The fund, run by Azimut Investments, will provide debt to more than 50 Italian SMEs with a focus on improving environmental and social aspects of their operations.
A fund to support Italian SMEs, managed by a team at Azimut Investments, has reached first close, backed by a €30m cornerstone investment from the European Investment Fund (EIF).
The Azimut Diversified Corporate Credit ESG-8 SCSp Reserved Alternative Investment Fund is due to be launched in the third quarter 2023 and is targeting a maximum size of €500m by its close, scheduled for 2024.

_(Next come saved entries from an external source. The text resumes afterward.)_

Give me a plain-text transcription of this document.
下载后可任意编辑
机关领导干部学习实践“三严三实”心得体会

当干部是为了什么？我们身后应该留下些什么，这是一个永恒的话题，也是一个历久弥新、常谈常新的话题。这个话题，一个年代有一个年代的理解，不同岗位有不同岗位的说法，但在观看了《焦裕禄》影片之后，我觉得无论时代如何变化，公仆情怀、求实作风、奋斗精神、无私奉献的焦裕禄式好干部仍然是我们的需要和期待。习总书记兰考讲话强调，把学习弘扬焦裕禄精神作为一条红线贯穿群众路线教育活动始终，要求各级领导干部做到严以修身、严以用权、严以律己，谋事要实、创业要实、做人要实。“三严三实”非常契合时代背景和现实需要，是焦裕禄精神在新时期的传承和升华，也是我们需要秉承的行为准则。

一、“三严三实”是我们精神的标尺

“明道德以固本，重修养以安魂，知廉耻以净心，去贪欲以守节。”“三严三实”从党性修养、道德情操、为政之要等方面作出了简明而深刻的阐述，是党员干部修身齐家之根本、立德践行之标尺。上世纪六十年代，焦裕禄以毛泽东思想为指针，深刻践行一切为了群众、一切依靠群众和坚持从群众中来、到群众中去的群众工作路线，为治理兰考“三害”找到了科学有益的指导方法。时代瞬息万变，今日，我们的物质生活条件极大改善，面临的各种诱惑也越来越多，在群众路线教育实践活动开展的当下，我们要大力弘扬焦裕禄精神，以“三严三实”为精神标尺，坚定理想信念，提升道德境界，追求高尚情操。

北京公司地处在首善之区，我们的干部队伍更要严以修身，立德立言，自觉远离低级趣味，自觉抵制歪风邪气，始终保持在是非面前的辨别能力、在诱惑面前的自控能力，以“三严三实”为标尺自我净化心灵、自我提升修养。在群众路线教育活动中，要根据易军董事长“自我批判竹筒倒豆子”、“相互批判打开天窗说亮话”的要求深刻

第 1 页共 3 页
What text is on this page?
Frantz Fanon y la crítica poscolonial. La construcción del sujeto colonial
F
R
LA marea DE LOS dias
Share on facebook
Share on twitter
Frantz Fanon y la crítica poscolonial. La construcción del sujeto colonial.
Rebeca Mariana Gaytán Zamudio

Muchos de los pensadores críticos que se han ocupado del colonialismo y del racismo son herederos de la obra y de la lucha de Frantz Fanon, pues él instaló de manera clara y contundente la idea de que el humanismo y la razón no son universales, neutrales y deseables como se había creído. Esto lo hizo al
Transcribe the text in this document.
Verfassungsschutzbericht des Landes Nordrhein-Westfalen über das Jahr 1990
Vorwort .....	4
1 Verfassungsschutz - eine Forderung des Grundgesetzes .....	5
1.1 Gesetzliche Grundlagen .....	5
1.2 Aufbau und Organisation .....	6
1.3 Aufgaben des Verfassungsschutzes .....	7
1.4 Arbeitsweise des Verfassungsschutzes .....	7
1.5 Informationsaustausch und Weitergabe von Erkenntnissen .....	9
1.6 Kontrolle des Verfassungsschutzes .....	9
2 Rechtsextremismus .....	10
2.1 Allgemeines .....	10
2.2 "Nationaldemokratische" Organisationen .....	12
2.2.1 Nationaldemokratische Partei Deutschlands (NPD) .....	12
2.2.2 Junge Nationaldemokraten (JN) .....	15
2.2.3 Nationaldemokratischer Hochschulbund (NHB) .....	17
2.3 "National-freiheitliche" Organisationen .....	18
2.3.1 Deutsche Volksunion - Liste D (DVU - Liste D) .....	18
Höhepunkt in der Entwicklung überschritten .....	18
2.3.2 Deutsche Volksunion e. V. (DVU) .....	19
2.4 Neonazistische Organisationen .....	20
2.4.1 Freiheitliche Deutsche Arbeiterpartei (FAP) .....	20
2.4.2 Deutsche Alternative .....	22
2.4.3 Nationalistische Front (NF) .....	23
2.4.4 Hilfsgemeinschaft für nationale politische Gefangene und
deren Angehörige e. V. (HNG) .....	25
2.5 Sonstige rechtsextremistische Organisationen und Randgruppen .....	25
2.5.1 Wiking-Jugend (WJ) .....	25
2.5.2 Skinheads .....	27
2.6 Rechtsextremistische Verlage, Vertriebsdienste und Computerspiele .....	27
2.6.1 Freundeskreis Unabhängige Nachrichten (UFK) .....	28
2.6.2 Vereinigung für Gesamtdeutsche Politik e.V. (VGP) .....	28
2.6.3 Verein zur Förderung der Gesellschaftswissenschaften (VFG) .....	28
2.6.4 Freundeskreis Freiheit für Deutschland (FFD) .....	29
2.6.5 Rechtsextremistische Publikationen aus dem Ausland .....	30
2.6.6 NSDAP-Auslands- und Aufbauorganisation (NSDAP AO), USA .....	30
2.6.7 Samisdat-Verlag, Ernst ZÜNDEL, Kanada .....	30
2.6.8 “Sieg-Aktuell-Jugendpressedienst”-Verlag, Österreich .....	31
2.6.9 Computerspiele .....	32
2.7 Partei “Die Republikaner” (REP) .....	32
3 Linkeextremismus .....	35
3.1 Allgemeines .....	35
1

The fund, which will be managed by a dedicated team within Azimut Investments, is classified as an Article 8 fund under the EU’s recently clarified Sustainable Finance Disclosure Regulation (SFDR), which is intended to promote sustainable investment. Funds are given the Article 8 label if they promote “environmental and/or social characteristics”, and are one notch down from Article 9, the SFDR’s most rigorous sustainability classification.
EIF is the venture capital arm of the European Investment Bank. Its commitment is backed by InvestEU, an EU vehicle for funding its policy priorities, including the European Green Deal and the digital transition. The Azimut group is listed on the Milan stock exchange, while Azimut Investments is registered in Luxembourg.
The fund will provide a portfolio of at least 50 Italian SMEs and small mid-cap companies, with medium-to-long-term debt to support investment and growth. Azimut said the fund plans to offer investors “steady returns” and that the expected gross performance is 8% a year.
Giorgio Medda, Azimut’s CEO, said the EIF’s backing provided support for “one of the first diversified credit funds from an independent asset manager focused on Italian SMEs with an ESG profile”.
In line with EIF priorities, the fund aims to back environmentally and socially beneficial aspects of businesses, such as energy efficiency improvements, circular economy strategies, gender equality, and local community involvement. At least 30% of underlying investments are intended to target climate action and environmental sustainability, while more than 40% of the fund’s investment committee will be women.
The fund’s performance fee will be linked to two environmental and social targets – a 5% average reduction of carbon and greenhouse gas emissions per year, and a maximum gender pay gap of 5%. The latter is in line with a pay transparency directive recently approved by the European Parliament.
EIF has been providing support across the EU to support SMEs in various sector. In April, Impact Investor reported on an agreement between EIF and Portugal’s Banco BPI, under which EIF will provide guarantees for up to €155m in loans for Portuguese SMEs with a focus on sustainability, the cultural and creative sectors, and innovation and digitalisation, as well as a separate investment by EIF in Portugal’s blue economy.